Nick flips a switch, and to Alice, it is her very own wonder land except that Nick is whether he wants or not conscious that the drama is slowly but surely being set around him and his life. I n addition or rather further compounding the situation, the site of construction which employs him is considering the option of replacing human workers like his flamboyant friend called Monty (Whipp Andrew), to android workers the likes of Alice who do not require any gasps or breaks. Being some sort of a manager at the job site, Nick’s colleagues urge him to “do the right thing” and stand up to management who wishes to roll out the use of SIMs. At the same time, from children whining my head off at home to a senile spouse in a hospital and ‘my own’ SIM who has become naughty beyond comprehension.

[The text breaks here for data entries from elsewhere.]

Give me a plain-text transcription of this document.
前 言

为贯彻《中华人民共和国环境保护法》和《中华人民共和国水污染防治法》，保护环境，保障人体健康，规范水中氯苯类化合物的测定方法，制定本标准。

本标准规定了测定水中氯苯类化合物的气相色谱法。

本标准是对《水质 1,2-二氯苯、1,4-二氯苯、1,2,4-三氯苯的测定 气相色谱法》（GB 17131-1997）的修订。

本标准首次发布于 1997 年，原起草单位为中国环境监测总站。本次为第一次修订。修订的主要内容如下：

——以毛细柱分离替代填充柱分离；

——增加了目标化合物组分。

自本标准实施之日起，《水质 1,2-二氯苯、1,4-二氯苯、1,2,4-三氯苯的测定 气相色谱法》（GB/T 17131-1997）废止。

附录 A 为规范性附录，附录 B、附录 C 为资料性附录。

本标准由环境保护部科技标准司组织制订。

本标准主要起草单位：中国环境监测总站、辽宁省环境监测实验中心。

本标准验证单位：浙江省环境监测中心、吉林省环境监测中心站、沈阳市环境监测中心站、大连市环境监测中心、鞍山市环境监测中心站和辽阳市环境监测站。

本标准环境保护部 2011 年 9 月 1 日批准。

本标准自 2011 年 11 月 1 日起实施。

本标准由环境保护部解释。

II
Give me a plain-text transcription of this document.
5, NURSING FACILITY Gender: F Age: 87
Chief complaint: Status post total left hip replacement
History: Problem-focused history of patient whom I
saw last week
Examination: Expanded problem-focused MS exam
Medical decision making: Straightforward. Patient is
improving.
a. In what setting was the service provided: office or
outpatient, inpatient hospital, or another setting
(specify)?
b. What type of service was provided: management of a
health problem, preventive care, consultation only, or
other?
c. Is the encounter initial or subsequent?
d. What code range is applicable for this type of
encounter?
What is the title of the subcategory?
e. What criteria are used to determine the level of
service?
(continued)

Even with such compelling topics as misogyny and class hatred, when all is said and done, Subservience simply feels like fan service for those looking for a quick A.I.-driven science fiction. Ironically — it has been stated by the viewers that Subservience is like a rated R version of M3GAN movie. It would be better if Subservience were a good movie; And it should be because there is more depth and more to this than what was apparently just an AI Child’s Play. But on the other hand, M3GAN is a lot more fun and a lot more cinematic than Subservience — in fact, none of the more entertaining aspects of the latter were ever remotely close. Whether it is the cheap production, the mediocre characterization, or the cliched plot arc, Subservience just isn’t up to the level of its concepts or Fox’s creepy turn.